The Real Reason The Rolling Stones Are Retiring Their Classic Hit Song

It's inevitable that in the scope of music history — and certainly the history of pop and rock 'n' roll — there are songs that are bound not to age well. While songs like "WAP" by Cardi B (featuring Megan Thee Stallion) and "Montero (Call Me By Your Name)" by Lil Nas X caused controversy immediately upon release, other songs have taken longer for the backlash to occur. 

While older songs were just as explicit in themes regarding sexuality and other sensitive subject matter, the reason some classic songs are being reexamined now has more to do with how their lyrics have negatively objectified or maligned people from marginalized groups who, at least at the time the songs were written, had less agency within the public discourse. Now, it seems one song in particular by one of the most successful rock bands of all time is getting the same scrutiny.

Speaking with the Los Angeles Times only a month after the death of Rolling Stones drummer Charlie Watts, the band's 77-year-old guitarist, Keith Richards, was asked whether the band had shelved one of their most-performed songs of all time. "You picked up on that, huh?" responded Richards. So what song were Richards and the interviewer discussing? Why has it been put in the vault? And will it ever come back?

This Rolling Stones song has been cut over questions of racism and misogyny

In a Los Angeles Times interview in October, Keith Richards spoke candidly about the group's decision to cut their song "Brown Sugar" out of their line-up. Composed by singer Mick Jagger in 1969, the song's lyrics describe Black slaves on a plantation who are beaten and forced to have violent, non-consensual sex. Responding to the Times, Richards said: "I don't know. I'm trying to figure out with the sisters quite where the beef is. Didn't they understand this was a song about the horrors of slavery? But they're trying to bury it." 

For fans of the Rolling Stones, the decision to cut "Brown Sugar" has been long coming. In a 1995 interview with Rolling Stone, Jagger himself copped to the controversy stirred by the song. "I never would write that song now," Jagger said at the time. 

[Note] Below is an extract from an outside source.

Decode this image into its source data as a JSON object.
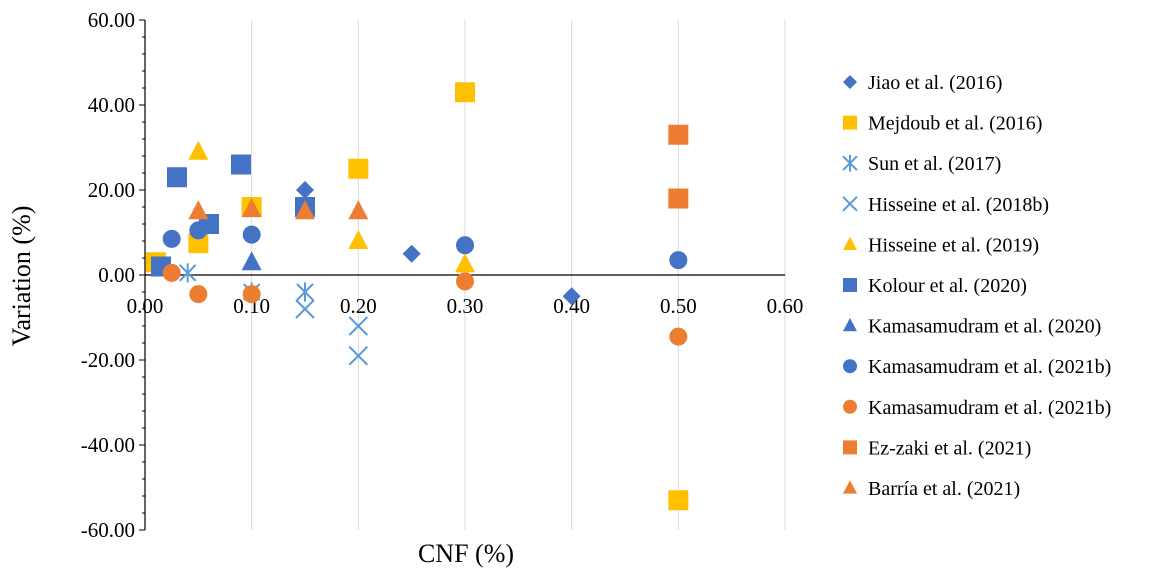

Throughout the years, a number of criticisms have been weighed against the tune. In 2019, music producer Ian Brennan questioned in an op-ed for The Chicago Tribune why a song with "repulsive" lyrics "continues to be broadcast without a peep" despite the #MeToo movement. In a 2015 Vulture essay, writer Lauretta Charlton, who is BIPOC, found the "Brown Sugar" controversy to be more complex. "When I hear 'Brown Sugar,' the outrage hits me like a postscript, and by that point I'm too busy clapping and singing along to be indignant," Charlton wrote.